With summer break coming up soon, it'll be a mental breath of fresh air — at least, it's supposed to be.
Unfortunately, as many of us know too well, just because we’re on a scheduled break doesn’t necessarily mean that we stop working.
Approximately 30 percent of full-time employees report working weekends and holidays, according to a 2018 American Time Use survey. And I’d be curious to know how many people, in this remote school and work setting, are working more than they’re supposed to.
I’ve heard many friends and classmates talk about all of the work they need to do or catch up on during the weeks we're supposed to have off. Instead of being excited about a break, they dread all the work they must do over it.
Last week, I avoided doing school work until the very last minute. Did I have an essay due Monday that I started Sunday at 8 p.m.? Maybe. Now, I don’t mean to flex my ability to procrastinate (this procrastination problem sort of comes with the territory of being a recovering perfectionist), but I’m oddly proud of the fact that I've still managed to have a few real breaks.
During this past spring break, I let loose. I went on walks at the park, watched "Bridgerton" with my friend, got owned while playing basketball with my sister, read a new all-time favorite book ("These Violent Delights" by Chloe Gong, in case you were curious) and tried to get out of the house once a day.
For someone who has gone days without leaving the house, nearly getting sunburned at the park felt like a victory. And although doing my essay early would’ve been the more practical choice, I opted to watch a movie with my parents instead.
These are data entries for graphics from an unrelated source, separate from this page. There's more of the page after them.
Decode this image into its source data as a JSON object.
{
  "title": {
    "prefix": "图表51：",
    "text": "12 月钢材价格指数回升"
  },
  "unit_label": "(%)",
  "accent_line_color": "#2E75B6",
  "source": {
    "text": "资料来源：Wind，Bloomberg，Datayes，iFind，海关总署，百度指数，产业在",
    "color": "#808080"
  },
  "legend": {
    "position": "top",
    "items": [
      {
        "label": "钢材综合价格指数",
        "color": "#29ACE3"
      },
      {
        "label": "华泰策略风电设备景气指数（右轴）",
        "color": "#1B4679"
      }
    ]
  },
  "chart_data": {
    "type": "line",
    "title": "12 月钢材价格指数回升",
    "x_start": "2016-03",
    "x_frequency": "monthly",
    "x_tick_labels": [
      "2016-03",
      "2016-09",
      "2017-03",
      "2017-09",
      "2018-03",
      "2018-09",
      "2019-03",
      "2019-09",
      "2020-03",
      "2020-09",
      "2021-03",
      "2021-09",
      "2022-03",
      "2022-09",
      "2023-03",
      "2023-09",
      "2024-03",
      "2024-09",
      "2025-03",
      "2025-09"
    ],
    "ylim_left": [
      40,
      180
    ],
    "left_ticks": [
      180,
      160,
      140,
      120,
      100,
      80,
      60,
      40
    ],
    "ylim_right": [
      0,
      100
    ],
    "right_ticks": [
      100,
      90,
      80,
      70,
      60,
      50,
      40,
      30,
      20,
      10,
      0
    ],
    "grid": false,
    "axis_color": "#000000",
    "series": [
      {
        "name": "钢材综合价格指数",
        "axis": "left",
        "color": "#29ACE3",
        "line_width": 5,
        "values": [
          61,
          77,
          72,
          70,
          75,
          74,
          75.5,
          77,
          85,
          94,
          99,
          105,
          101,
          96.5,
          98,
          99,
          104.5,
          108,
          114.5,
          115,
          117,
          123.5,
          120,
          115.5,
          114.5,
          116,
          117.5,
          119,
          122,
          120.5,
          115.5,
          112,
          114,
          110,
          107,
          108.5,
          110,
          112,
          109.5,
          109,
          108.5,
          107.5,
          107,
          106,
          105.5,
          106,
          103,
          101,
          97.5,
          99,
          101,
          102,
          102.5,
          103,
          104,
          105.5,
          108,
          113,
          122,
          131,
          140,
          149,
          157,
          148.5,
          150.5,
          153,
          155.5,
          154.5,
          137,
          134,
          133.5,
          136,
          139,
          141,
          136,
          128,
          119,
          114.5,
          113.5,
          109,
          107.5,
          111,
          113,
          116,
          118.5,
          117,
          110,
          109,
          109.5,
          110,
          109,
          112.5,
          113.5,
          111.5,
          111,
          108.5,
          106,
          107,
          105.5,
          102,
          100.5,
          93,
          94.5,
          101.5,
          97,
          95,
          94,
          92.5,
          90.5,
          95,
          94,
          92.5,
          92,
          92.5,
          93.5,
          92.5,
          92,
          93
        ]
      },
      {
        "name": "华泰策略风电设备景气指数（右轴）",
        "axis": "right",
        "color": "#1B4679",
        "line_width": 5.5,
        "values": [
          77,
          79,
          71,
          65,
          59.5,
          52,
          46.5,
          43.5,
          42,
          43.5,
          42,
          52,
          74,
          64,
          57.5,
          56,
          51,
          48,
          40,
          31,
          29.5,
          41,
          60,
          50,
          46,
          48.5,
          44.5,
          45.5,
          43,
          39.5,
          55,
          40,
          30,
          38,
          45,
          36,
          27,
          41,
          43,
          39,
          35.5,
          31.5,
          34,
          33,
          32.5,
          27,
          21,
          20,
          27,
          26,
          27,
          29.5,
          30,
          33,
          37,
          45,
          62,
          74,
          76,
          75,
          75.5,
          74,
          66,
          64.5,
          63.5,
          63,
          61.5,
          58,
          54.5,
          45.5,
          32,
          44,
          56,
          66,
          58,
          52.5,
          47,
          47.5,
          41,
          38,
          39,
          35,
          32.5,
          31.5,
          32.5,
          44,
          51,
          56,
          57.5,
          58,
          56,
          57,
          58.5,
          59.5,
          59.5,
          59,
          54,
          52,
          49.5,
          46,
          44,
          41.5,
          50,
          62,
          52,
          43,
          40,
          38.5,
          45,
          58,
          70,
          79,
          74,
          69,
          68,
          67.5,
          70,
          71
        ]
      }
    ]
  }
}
I don’t know if the choices I made were the right ones, but they felt right to me. In a society that's so obsessed with productivity and efficiency, I want to avoid figuring out the value of taking a break the hard way.
So why do we push ourselves so hard in school or at work?
One possible explanation is that we attach our self-worth and emotional state to what we can achieve in the day. "We log too many hours (due to) a mix of inner drivers, like ambition, machismo, greed, anxiety, guilt, enjoyment, pride, the pull of short-term rewards, a desire to prove we’re important or an overdeveloped sense of duty," according to the Harvard Business Review.
Regardless of these internal drivers, there’s a large body of research that suggests overworking doesn't actually lead to equal output. It was found that managers couldn't distinguish between employees who actually worked 80 hours a week and those who did not, according to a study done on consultants by Erin Reid, a professor at Boston University’s Questrom School of Business.
Research has shown that working weekends and holidays undermines intrinsic motivation, one of the most important factors in determining whether people persist in their work. Working during leisure time causes conflict between personal and professional goals, which can actually lead us to resent our work.
Along with loss of motivation, overworking can have serious ramifications on one’s health and well-being. If I can offer a piece of unsolicited advice, it would be to stop bragging about how much you’re overworking yourself. Sacrificing sleep, substituting unhealthy options for healthy meals and neglecting stress management take a huge toll on your body, which are not things that are worth showing off.
People working more than 55 hours per week had a 13 percent greater risk of a heart attack and were 33 percent more likely to suffer a stroke, compared with those who worked 35-40 hours per week, according to a study by the Harvard Medical School.
Blinded by our ambitions to fulfill our dreams, we often neglect ourselves. But, as important as my professional goals are, they aren’t worth my health. They aren’t worth me.